American Automobiles of the Brass Era
Essential Specifications of 4,000+ Gasoline Powered Passenger Cars, 1906–1915, with a Statistical and Historical Overview
“Early automobile development in America could be characterized as frenzied. Seemingly everyone thought they could build a car and get rich doing it. The result, as demonstrated by the data presented in this book, is that the period produced many more types of automobiles and companies than one might expect.”
The subtitle is so long and precise that it is easy to overlook a key word in the main title: American. No foreign cars (and no steam or electric cars), and commercial vehicles (taxies, trucks etc.) only if they had a pleasure-use application.
Who’d have thunk that more than 4000 such vehicles from over 830 makers existed in this short, fertile trial-and-error phase of automobility? And who’d have thunk that heretofore no one-stop simple-to-use comparative compendium existed? (The Standard Catalog of American Cars 1805–1942, ISBN 978-0873414289, is only vaguely similar but certainly a good companion.)
Of the 200-odd pages in this book 150 are devoted to two enormous lists, one by manufacturer and one by year. The essential data they offer are cylinders, bore, stroke, displacement, horsepower, wheelbase, steering, price, tire size, and weight. Absolutely, critically important—but only to those with supremely specialized interests. The first 50 pages, however, are useful to anyone seeking an overall understanding of the early car both in technical and societal terms because the author offers a quantitative and qualitative analysis of the raw data in the latter part of the book.
Dluhy is a longtime enthusiast of Brass and Classic Era cars. He’s also a retired electrical engineer which is probably why sees the value of flowcharts.

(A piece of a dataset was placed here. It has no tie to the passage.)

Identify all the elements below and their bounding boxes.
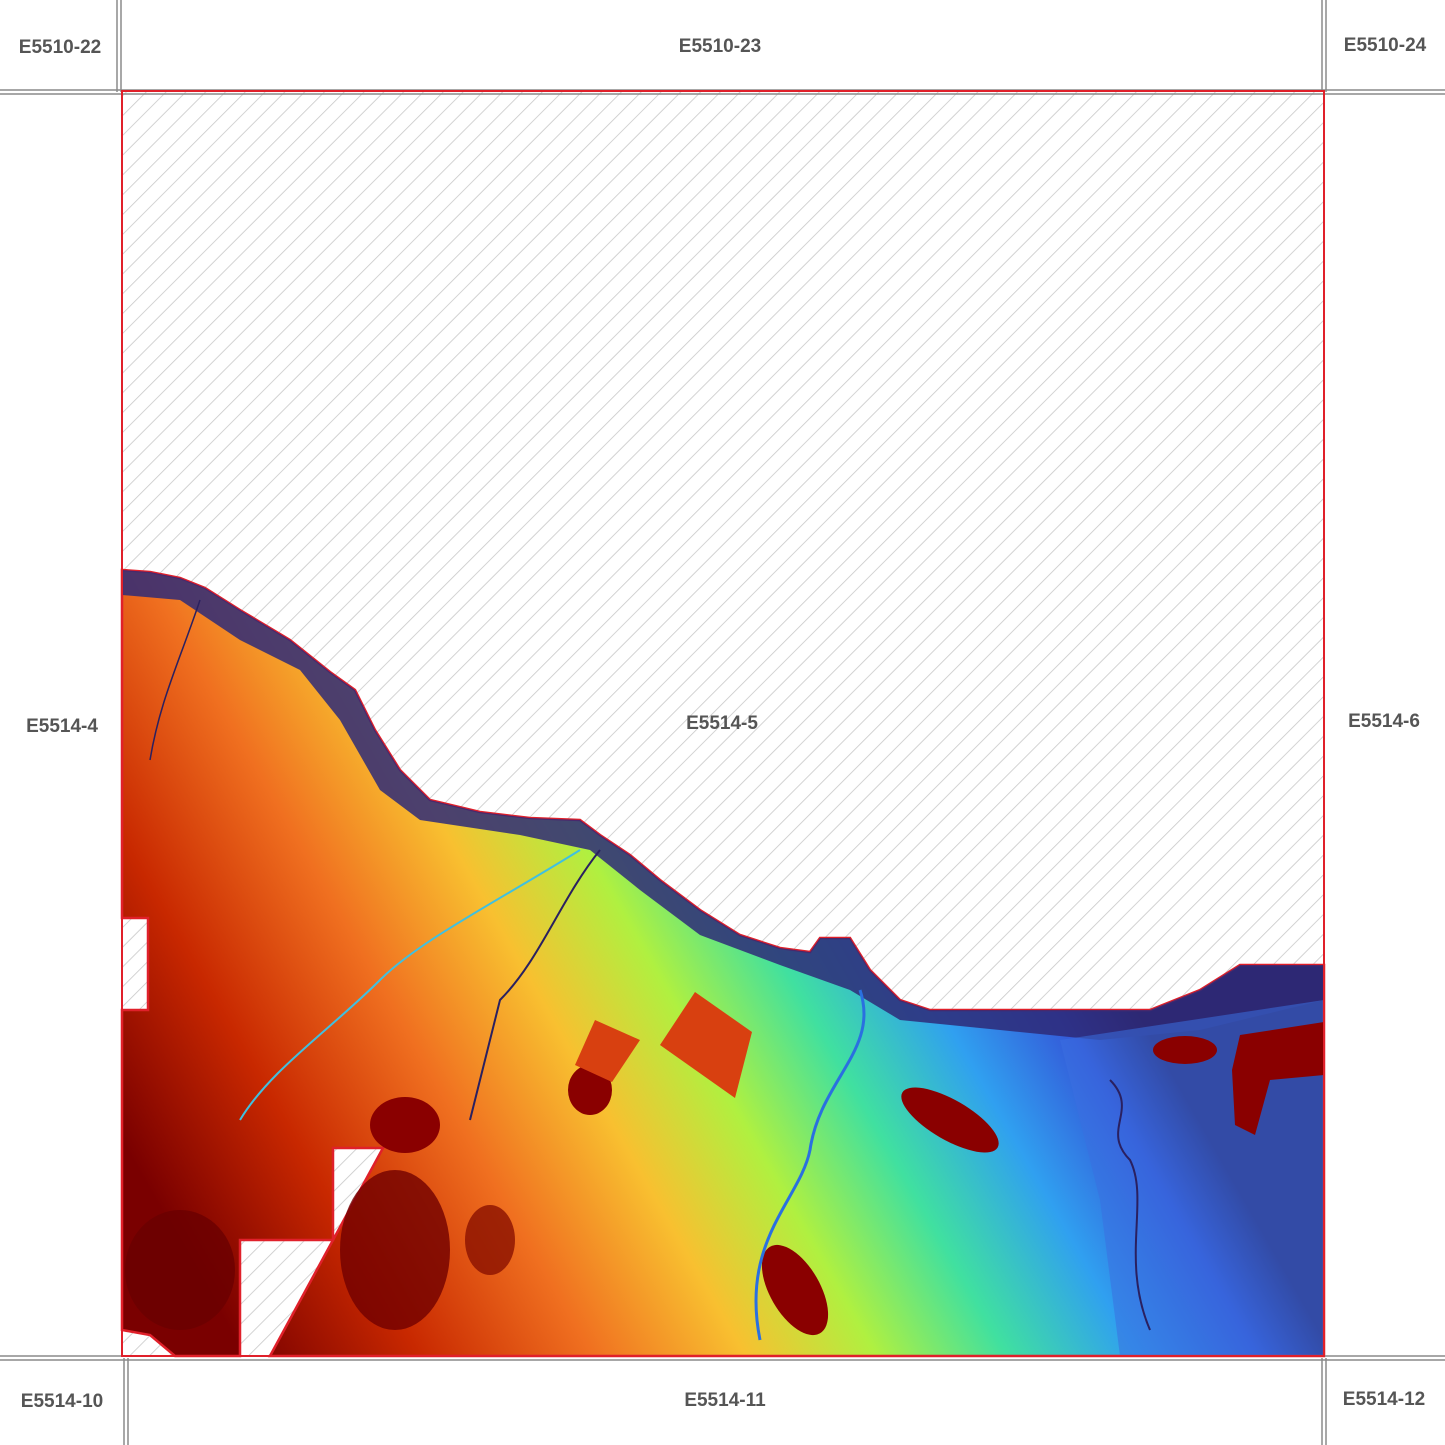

Early on he provides one that illustrates the yes/no, if/then decision tree that guided his way through the maze of often divergent contemporary sources. And a few pages later there is a pro/con comparison of 11 of the major primary sources. To the researcher who retraces Dluhy’s steps this is very useful guidance but really anyone who deals with collecting and purging data or is simply curious about how the snowball grows will find this interesting. Even if you have no interest in cars as transportation, the analysis of retail pricing reveals much about developments within a society—as does the not unrelated rise and fall of manufacturers.
This is a book for the studious type who does not shy away from text and tables. Not counting graphs, the cover photo is the only illustration here! Dluhy is apparently too polite to show his own 1913 Hudson Model 37 Torpedo (quite a pretty car; if you like old movies catch an old 6-minute Charlie Chaplin movie, A Busy Day (1914)) and instead uses the 1908 Stevens-Duryea from The Henry Ford.

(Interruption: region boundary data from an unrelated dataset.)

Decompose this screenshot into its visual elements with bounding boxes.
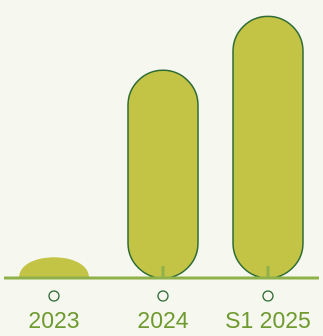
bars-group — [19, 15, 304, 279]
x-marker-s1-2025 — [262, 290, 274, 302]
x-tick-label-s1-2025: S1 2025 — [225, 307, 311, 333]
x-ticks-group — [161, 266, 270, 278]
bar-2024 — [127, 69, 199, 279]
bar-2023 — [19, 257, 89, 278]
bar-s1-2025 — [232, 15, 304, 279]
x-marker-2023 — [48, 290, 60, 302]
x-labels-group: 2023 2024 S1 2025 — [28, 307, 310, 333]
x-marker-2024 — [157, 290, 169, 302]
x-markers-group — [48, 290, 274, 302]
x-tick-label-2024: 2024 — [137, 307, 188, 333]
x-tick-label-2023: 2023 — [28, 307, 79, 333]
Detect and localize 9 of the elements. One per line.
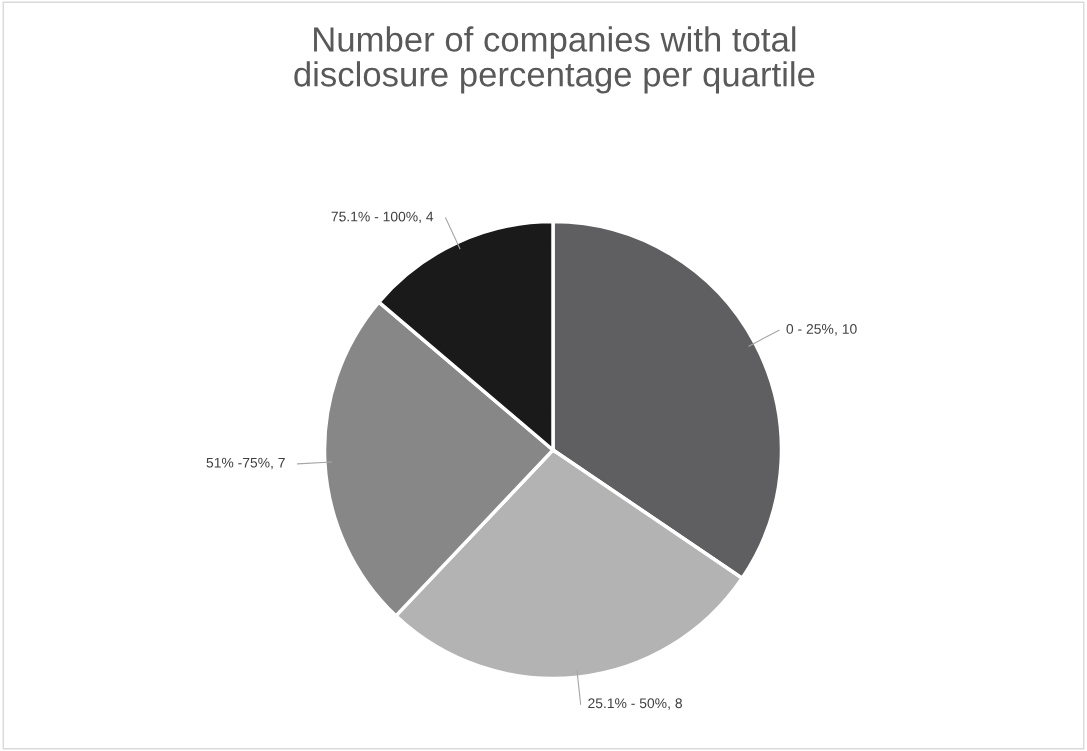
data-label: , 4 bbox=[419, 211, 434, 224]
slice-label: 0 - 25% bbox=[786, 324, 834, 334]
data-label: , 8 bbox=[668, 698, 682, 710]
slice-label: 75.1% - 100% bbox=[331, 211, 418, 222]
chart-title: Number of companies with total disclosure percentage per quartile bbox=[294, 26, 815, 94]
data-label: , 10 bbox=[835, 324, 857, 336]
slice-label: 51% -75% bbox=[206, 457, 270, 468]
data-label: , 7 bbox=[271, 457, 285, 470]
slice-label: 25.1% - 50% bbox=[588, 698, 667, 709]
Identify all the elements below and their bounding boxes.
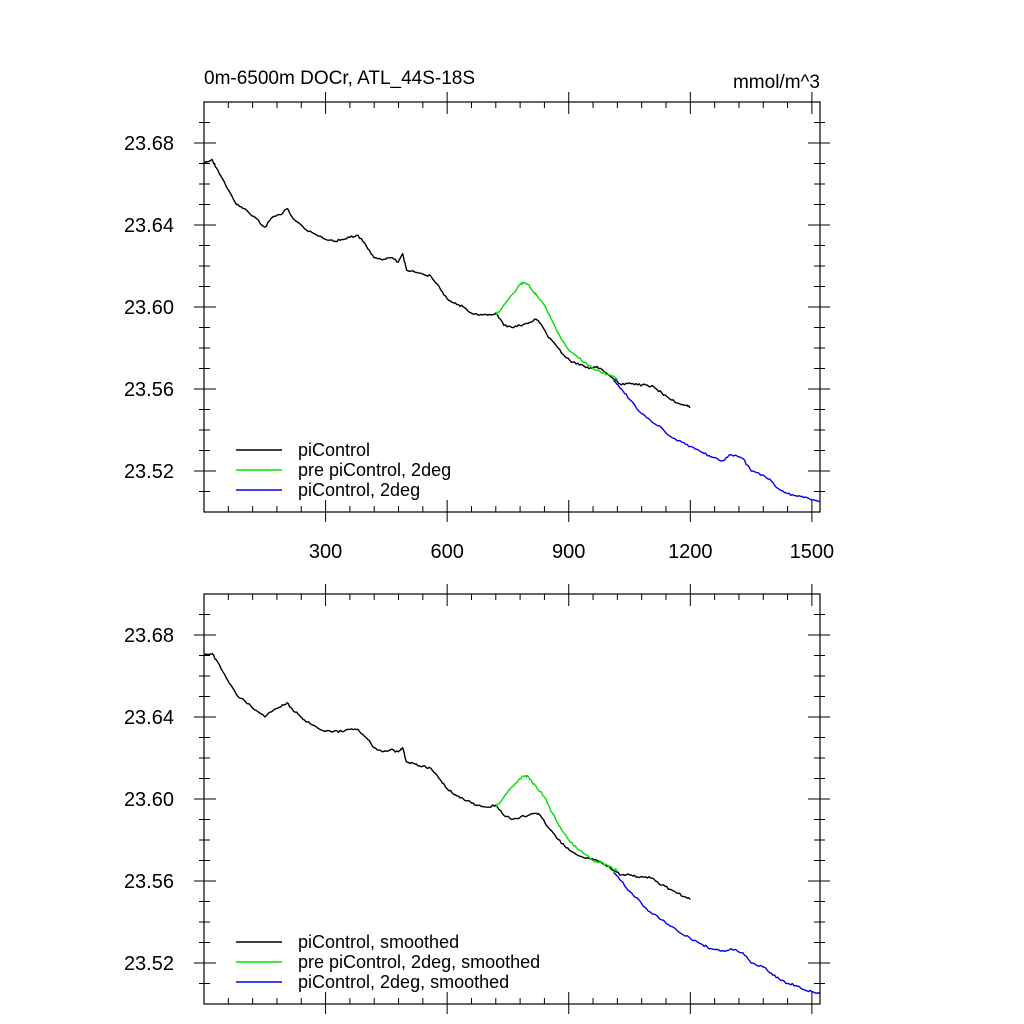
x-tick-label: 1200: [668, 541, 713, 563]
series-line: [495, 281, 618, 380]
chart-title-left: 0m-6500m DOCr, ATL_44S-18S: [204, 68, 475, 89]
legend-label: piControl: [298, 440, 370, 460]
series-line: [613, 380, 821, 503]
y-tick-label: 23.56: [124, 871, 174, 893]
x-tick-label: 600: [430, 541, 463, 563]
y-tick-label: 23.56: [124, 379, 174, 401]
series-layer: [203, 158, 821, 503]
plot-frame: [203, 593, 821, 1005]
plot-frame: [203, 101, 821, 513]
y-tick-label: 23.52: [124, 953, 174, 975]
y-tick-label: 23.68: [124, 133, 174, 155]
legend-label: piControl, 2deg, smoothed: [298, 972, 509, 992]
axes: 23.52 23.56 23.60 23.64 23.68: [124, 584, 830, 1014]
legend-label: piControl, smoothed: [298, 932, 459, 952]
x-tick-label: 300: [309, 541, 342, 563]
legend-label: pre piControl, 2deg: [298, 460, 451, 480]
legend-label: pre piControl, 2deg, smoothed: [298, 952, 540, 972]
series-line: [203, 158, 691, 409]
y-tick-label: 23.60: [124, 297, 174, 319]
top-chart-panel: 0m-6500m DOCr, ATL_44S-18S mmol/m^3 23.5…: [124, 68, 834, 563]
x-tick-label: 1500: [790, 541, 835, 563]
y-tick-label: 23.52: [124, 461, 174, 483]
y-tick-label: 23.68: [124, 625, 174, 647]
x-tick-label: 900: [552, 541, 585, 563]
y-tick-label: 23.64: [124, 707, 174, 729]
legend-label: piControl, 2deg: [298, 480, 420, 500]
series-line: [613, 872, 821, 995]
bottom-chart-panel: 23.52 23.56 23.60 23.64 23.68 piControl, smo…: [124, 584, 830, 1014]
series-layer: [203, 652, 821, 995]
y-tick-label: 23.60: [124, 789, 174, 811]
chart-units-label: mmol/m^3: [733, 72, 820, 93]
y-tick-label: 23.64: [124, 215, 174, 237]
axes: 23.52 23.56 23.60 23.64 23.68 300 600 900 1200 15…: [124, 92, 834, 563]
series-line: [495, 774, 618, 872]
series-line: [203, 652, 691, 900]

Dluhy also explains the connection between the Selden Patent and the Association of Licensed Automobile Manufacturers (ALAM), a bit of an unsavory chapter in American industrial history and emblematic of that fine line between greed and ingenuity.

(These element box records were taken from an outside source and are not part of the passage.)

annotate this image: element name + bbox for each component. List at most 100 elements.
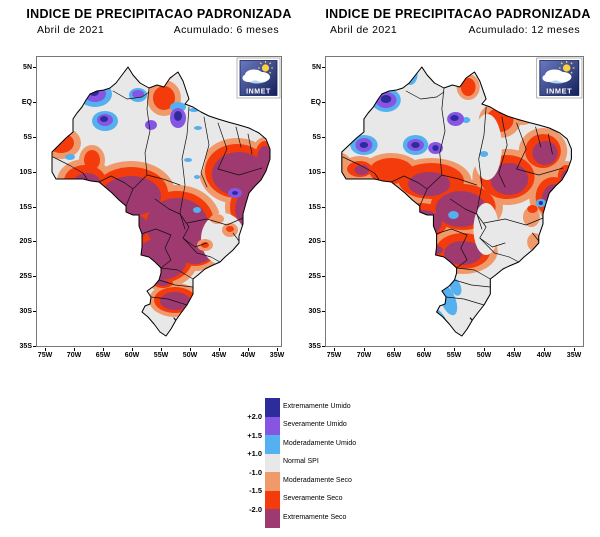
tick-label: 30S <box>308 308 321 316</box>
legend-color-cell-exwet <box>265 398 280 417</box>
map-title-6m: INDICE DE PRECIPITACAO PADRONIZADA <box>26 7 292 21</box>
lon-tick: 70W <box>63 348 85 359</box>
map-subtitle-6m: Abril de 2021 Acumulado: 6 meses <box>37 24 279 36</box>
tick-mark <box>276 348 278 351</box>
tick-label: 55W <box>153 352 169 359</box>
lat-tick: EQ <box>22 98 37 107</box>
tick-mark <box>322 311 326 313</box>
lat-tick: 20S <box>309 237 326 246</box>
legend-category-label: Extremamente Seco <box>283 513 347 521</box>
legend-threshold-tick: -1.5 <box>249 486 262 495</box>
legend-threshold-tick: +2.0 <box>247 412 262 421</box>
cloud-icon <box>242 69 270 84</box>
tick-label: 5S <box>23 133 32 141</box>
tick-label: 45W <box>211 352 227 359</box>
tick-label: 5N <box>23 64 32 71</box>
lon-tick: 50W <box>473 348 495 359</box>
period-label: Abril de 2021 <box>37 24 105 36</box>
tick-mark <box>322 171 326 173</box>
tick-label: 35W <box>566 352 582 359</box>
tick-label: 25S <box>19 273 32 281</box>
legend-category-label: Normal SPI <box>283 458 319 465</box>
tick-mark <box>33 67 37 68</box>
lat-tick: 5S <box>23 133 37 142</box>
legend-color-cell-moddry <box>265 472 280 491</box>
tick-label: 35W <box>269 352 285 359</box>
tick-label: 50W <box>182 352 198 359</box>
lat-tick: 5N <box>312 63 326 72</box>
tick-mark <box>483 348 485 351</box>
tick-mark <box>423 348 425 351</box>
lat-tick: 30S <box>309 307 326 316</box>
lat-tick: 10S <box>20 168 37 177</box>
tick-label: 55W <box>446 352 462 359</box>
legend-color-cell-modwet <box>265 435 280 454</box>
tick-mark <box>189 348 191 351</box>
lon-tick: 50W <box>179 348 201 359</box>
tick-label: 70W <box>66 352 82 359</box>
lon-tick: 55W <box>150 348 172 359</box>
tick-label: 45W <box>506 352 522 359</box>
tick-mark <box>247 348 249 351</box>
lat-tick: 25S <box>309 272 326 281</box>
legend-color-cell-exdry <box>265 509 280 528</box>
tick-mark <box>322 346 326 347</box>
spi-field-6m <box>52 67 270 329</box>
tick-label: 20S <box>308 238 321 246</box>
accumulation-label: Acumulado: 6 meses <box>173 24 279 36</box>
latitude-axis-6m: 5N EQ 5S 10S 15S 20S 25S 30S 35S <box>8 63 37 351</box>
lat-tick: 25S <box>20 272 37 281</box>
lon-tick: 40W <box>237 348 259 359</box>
lon-tick: 55W <box>443 348 465 359</box>
tick-mark <box>322 136 326 138</box>
tick-mark <box>393 348 395 351</box>
lat-tick: 15S <box>20 203 37 212</box>
legend-threshold-tick: -2.0 <box>249 504 262 514</box>
tick-mark <box>322 67 326 68</box>
tick-label: 10S <box>19 168 32 176</box>
brazil-spi-map-6m: INMET <box>51 57 281 337</box>
lat-tick: 35S <box>20 342 37 351</box>
tick-label: 20S <box>19 238 32 246</box>
tick-label: EQ <box>310 98 321 106</box>
tick-label: 50W <box>476 352 492 359</box>
legend-threshold-tick: +1.5 <box>247 430 262 440</box>
dry-spot-blobs <box>197 214 238 251</box>
lat-tick: 10S <box>309 168 326 177</box>
legend-threshold-tick: -1.0 <box>249 467 262 477</box>
tick-mark <box>513 348 515 351</box>
lon-tick: 35W <box>266 348 288 359</box>
tick-mark <box>33 346 37 347</box>
tick-label: 25S <box>308 273 321 281</box>
tick-mark <box>363 348 365 351</box>
tick-mark <box>102 348 104 351</box>
tick-mark <box>33 206 37 208</box>
lon-tick: 60W <box>121 348 143 359</box>
brazil-spi-map-12m: INMET <box>341 57 583 337</box>
lat-tick: 20S <box>20 237 37 246</box>
tick-label: 60W <box>416 352 432 359</box>
longitude-axis-6m: 75W 70W 65W 60W 55W 50W 45W 40W 35W <box>34 348 288 359</box>
state-borders <box>342 87 564 329</box>
tick-label: 5S <box>312 133 321 141</box>
state-borders <box>52 87 263 329</box>
tick-mark <box>333 348 335 351</box>
tick-mark <box>573 348 575 351</box>
tick-label: 5N <box>312 64 321 71</box>
legend-category-label: Moderadamente Umido <box>283 439 357 447</box>
tick-mark <box>131 348 133 351</box>
lon-tick: 45W <box>208 348 230 359</box>
map-frame-12m: INMET <box>325 56 584 347</box>
lon-tick: 60W <box>413 348 435 359</box>
lat-tick: 15S <box>309 203 326 212</box>
lat-tick: 35S <box>309 342 326 351</box>
map-title-12m: INDICE DE PRECIPITACAO PADRONIZADA <box>325 7 591 21</box>
latitude-axis-12m: 5N EQ 5S 10S 15S 20S 25S 30S 35S <box>297 63 326 351</box>
lon-tick: 65W <box>383 348 405 359</box>
tick-label: 15S <box>19 203 32 211</box>
cloud-icon <box>542 69 572 84</box>
tick-mark <box>322 206 326 208</box>
lon-tick: 70W <box>353 348 375 359</box>
inmet-logo-text: INMET <box>246 89 271 96</box>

As this book has fundamentally a comparative (i.e apples to apples) purpose the age-old question how horsepower is computed (actual measured output vs. a mathematical formula considering bore and cylinders) is of no practical consequence.
That both this one and The Standard Catalog are softcovers is in each case typical for the publisher but seems rather misguided because they are go-to reference books that will see a lot of use.
Won the Antique Automobile Club of America’s Thomas McKean Memorial Cup Award.